Tell us about your role at Under Armour? For the past two years, I have managed our data conversion team for an enterprise resource planning (ERP) implementation project for Under Armour. Soon I will be shifting to a more functional role focused on improving our technology platform for our operations in China.
You led efforts to switch Under Armour’s entire database. Can you tell us about how it came to fruition and what the ultimate process was? What are some practical learnings from the experience? Under Armour went from having two ERP systems (one for Wholesale and one for Retail) into one ERP system which combined the two. In a nutshell, my team pulled the data from the old systems, transformed it into data the new system needed, and loaded to the new system. I had almost no experience with both the old and the new system functionality, so my practical learning was to ask a TON of questions until I felt comfortable I could understand all of our processes at least at a high level.

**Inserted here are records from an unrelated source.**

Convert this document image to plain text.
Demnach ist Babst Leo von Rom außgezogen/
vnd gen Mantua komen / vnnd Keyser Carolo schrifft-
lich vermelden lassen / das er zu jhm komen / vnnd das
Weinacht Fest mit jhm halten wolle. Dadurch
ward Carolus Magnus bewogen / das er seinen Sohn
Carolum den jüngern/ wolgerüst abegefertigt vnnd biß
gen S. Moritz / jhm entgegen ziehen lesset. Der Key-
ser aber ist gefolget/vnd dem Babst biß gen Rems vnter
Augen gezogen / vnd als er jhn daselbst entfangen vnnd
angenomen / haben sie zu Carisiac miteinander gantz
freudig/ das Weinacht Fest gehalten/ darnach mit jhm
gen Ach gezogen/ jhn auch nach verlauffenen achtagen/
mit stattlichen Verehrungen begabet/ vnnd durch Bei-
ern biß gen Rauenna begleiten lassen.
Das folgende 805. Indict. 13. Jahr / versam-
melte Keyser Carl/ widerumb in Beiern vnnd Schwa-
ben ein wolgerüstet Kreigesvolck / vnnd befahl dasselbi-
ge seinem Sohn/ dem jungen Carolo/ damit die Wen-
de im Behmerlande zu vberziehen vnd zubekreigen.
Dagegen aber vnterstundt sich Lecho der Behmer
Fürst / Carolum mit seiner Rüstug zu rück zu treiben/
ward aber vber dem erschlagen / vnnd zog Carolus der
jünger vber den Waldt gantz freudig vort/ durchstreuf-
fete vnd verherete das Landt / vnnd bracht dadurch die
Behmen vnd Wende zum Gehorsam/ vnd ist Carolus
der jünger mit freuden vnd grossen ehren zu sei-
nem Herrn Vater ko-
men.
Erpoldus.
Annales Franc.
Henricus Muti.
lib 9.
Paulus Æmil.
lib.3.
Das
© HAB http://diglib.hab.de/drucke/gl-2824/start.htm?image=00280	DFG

You also managed a team of more than 20 employees. What is that like on a day-to-day basis? What is your number one tip for being a good manager? Managing a large group forces you to focus on the bigger issues and not to sweat the small stuff. If an issue seemed minimal, then I would simply follow up at a later point. If it’s truly a big issue, then we need to discuss the finer points of the problem and come up with a solution. My number one tip for being a good manager is to be comfortable with change and focus on solutions, not problems.
Can you tell us how your experience so far in the MBA program has influenced your work product? Time is definitely in short supply when you’re working full-time and going to school – my time in the program has forced me to be more efficient. Let the small stuff slide and focus on the big stuff.
What’s your favorite memory from your experiences on the Baltimore campus? Those 15 minutes before class when you’re catching up with friends on campus are a great escape.